Our lab uses ddRAD (a variant from the family of RAD-seq methods) for simultaneous SNP detection and genotyping. To find homologous loci across multiple individuals, we first cluster reads within an individual, based on some identity threshold (e.g. 90% similarity = same locus), and then do the same among all individuals in order to build a catalog of homologous sites across all individuals, again using some identity threshold. We do this using the program Vsearch (a centroid-clustering algorithm) as implemented by the pipeline pyRAD, but other popular RAD-seq assembling pipelines use a similar methodology (e.g. STACKS).
My question is: How do we determine the "optimum" identity threshold for clustering?
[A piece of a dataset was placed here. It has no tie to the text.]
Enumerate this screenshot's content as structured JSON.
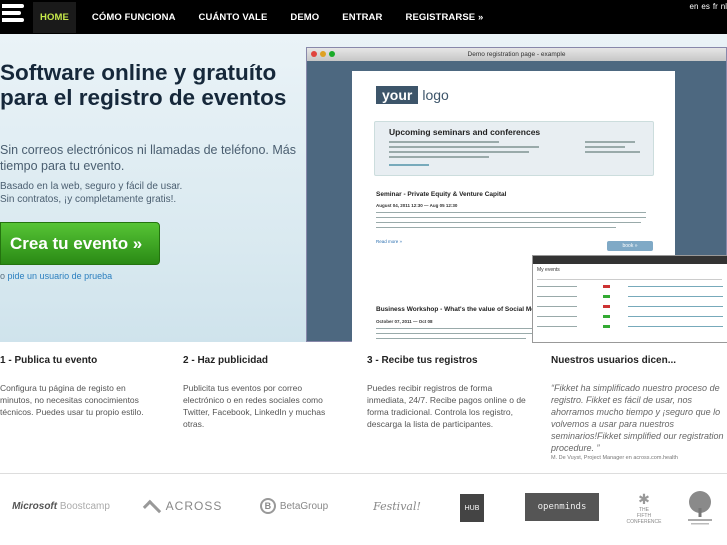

The issue is that if we have a threshold which is too strict, we erroneously split loci, but if our threshold is too relaxed we over-merge loci (for example clumping paralogs together).
We have put some thought into this in our lab by looking at the relationship between various descriptors of our dataset and varying clustering thresholds (e.g. within-cluster genetic distance, number of parsimonious informative sites, number of loci failing paralog detection filtering, etc) but I am still having difficulty coming up with a logic for choosing a threshold.
And of course this could also be done by considering the phylogenetic context- e.g. using timescale and mutation rate to predict average genetic distance within a locus, but this involves making a priori assumptions.